Shipments for August exceeded industry expectations at 212 million pounds. This was up 13.6% to last month and 7.1% off last year’s record shipment. This was the industry’s second largest shipment number for the month of August in history. Domestic shipments were 61.4 million pounds, up 8.6% to last month but down 6.2% to last year. Export shipments were 150.1 million pounds, up 15.7% to last month and 7.5% off compared to last year. Given the slow start to the 2023 harvest, the August shipment number primarily represented crop year 2022 sales as very limited 2023 crop volume was available for shipment.
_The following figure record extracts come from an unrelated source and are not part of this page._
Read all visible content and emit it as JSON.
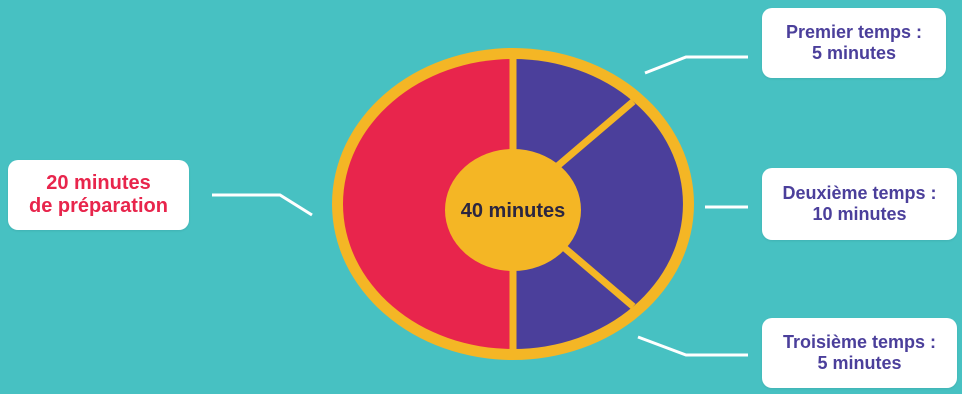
{
  "diagram": {
    "center_label": "40 minutes",
    "segments": [
      {
        "line1": "20 minutes",
        "line2": "de préparation",
        "minutes": 20,
        "color": "#e8254c"
      },
      {
        "line1": "Premier temps :",
        "line2": "5 minutes",
        "minutes": 5,
        "color": "#4b3f9b"
      },
      {
        "line1": "Deuxième temps :",
        "line2": "10 minutes",
        "minutes": 10,
        "color": "#4b3f9b"
      },
      {
        "line1": "Troisième temps :",
        "line2": "5 minutes",
        "minutes": 5,
        "color": "#4b3f9b"
      }
    ],
    "colors": {
      "background": "#47c1c2",
      "ring": "#f4b625",
      "prep": "#e8254c",
      "phases": "#4b3f9b",
      "connector": "#ffffff",
      "center_text": "#2b2640"
    }
  }
}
India: Shipments to India remained flat for the month at 22.5 million pounds, mainly reflecting the 2022 crop availability due to a delayed start to the 2023 harvest. The Indian market was active in early August to compensate for lighter summer shipments. With many August shipments postponed to September due to the delayed harvest, we anticipate strong September shipments. California’s quality concerns with initial crop receipts led to slower new sales and firmer prices in recent weeks.
China/Hong Kong/Vietnam: Shipments to the region were 8.5 million pounds for the month which is down 24.5% to last year. A slow start was expected given the delayed California almond harvest as well as sufficient inventories in China to cover demand for the upcoming Mid-Autumn festival. Demand is expected to pick up in the coming weeks with buyers needing to get supplies moving to ensure on-time arrival for Chinese New Year.
Europe: The European markets saw an increase in shipments for August, up 2% to last year, and a new record for the month of August. The European market has seen relatively stable 2022 and 2023 crop standard prices and continue to buy hand-to-mouth. Most European buyers are looking for purchases in Q1 of 2024, with much of their short-term demand already covered. The European market, much like the US market, continues to struggle with weaker consumer demand and higher than necessary almond prices at retail.
Middle East: The Middle East markets saw a 32% drop in shipments versus a year ago. Even with that decline, the Middle East saw their 2nd strongest August shipments in history with last year being such a strong outlier. As the market begins to move out of the warmer summer months with local supplies more in balance, look for demand to return to the region in the coming months.
Domestic: August shipments for the domestic market were off 6.2 % from prior year, and the lowest August figure since crop year 2016. Inflation impacts on food pricing has dampened consumer buying within the retail segment as consumers focus on staples and frequency type items. As supply chains and inflation outlook are beginning to stabilize, the US Market has ample opportunity to ramp up shipments in the coming months. Domestic commitments for crop year 2023 lag prior year by 17%, with many customers still buying for the short term, and continuing to work through long contracts.
Total commitments were 621.9 million pounds, up 1.3% to last year. Uncommitted inventory starts the year at 35 million pounds, down 86.1% to last year and primarily a result of low receipts. New sales for the month were 256 million pounds, which is 31% higher than last year and reflective of strong activity for the month. A good portion of this was comprised of export sales.
The 2% Loss and Exempt was revised down from last position report pushing the carryout volume to just over 800 million pounds. California starts the crop year at 24.9% sold and shipped against total supply, flat to last season.
August crop receipts were just over 70 million pounds, 73.5% less than the same time last year. This is reflective of the later harvest timing, which is approximately 3 weeks behind last season. Harvest has since picked up throughout much of the valley.
Many in the industry are concerned about the quality of the 2023 crop. Rainfall hit the Southern growing region of the valley just as harvest got underway, causing concern for mold and shell stain. Insect damage is prevalent across the entire valley resulting from the wet weather experienced last winter which prevented growers from getting out into the orchard to perform sanitation procedures. These quality issues have the potential of reducing the supply of higher quality inshell and kernels. The initial deliveries of almonds tend to be lower quality. With a small portion of the crop delivered to date, it is yet to be seen if these quality issues will persist or improve over time. With the 2023 crop forecasted at 2.6 billion pounds, the total supply for the upcoming season is essentially unchanged compared to last year. Harvest is finally underway and is approximately two weeks later than last year.
The August position report begins the 2023 season on a positive note with shipments larger than many expected. Many markets were active over the last month as attractive price levels persisted up to harvest. Price has since firmed over quality concerns of the initial deliveries of the 2023 crop causing packers to take a more conservative approach until more of the crop is received and reviewed.
The focus of the industry going forward will be on monitoring the ongoing harvest with a particular eye on quality. The outlook for the 2023 crop will become clearer over the coming weeks as receipts are evaluated for quality, size, and supply potential.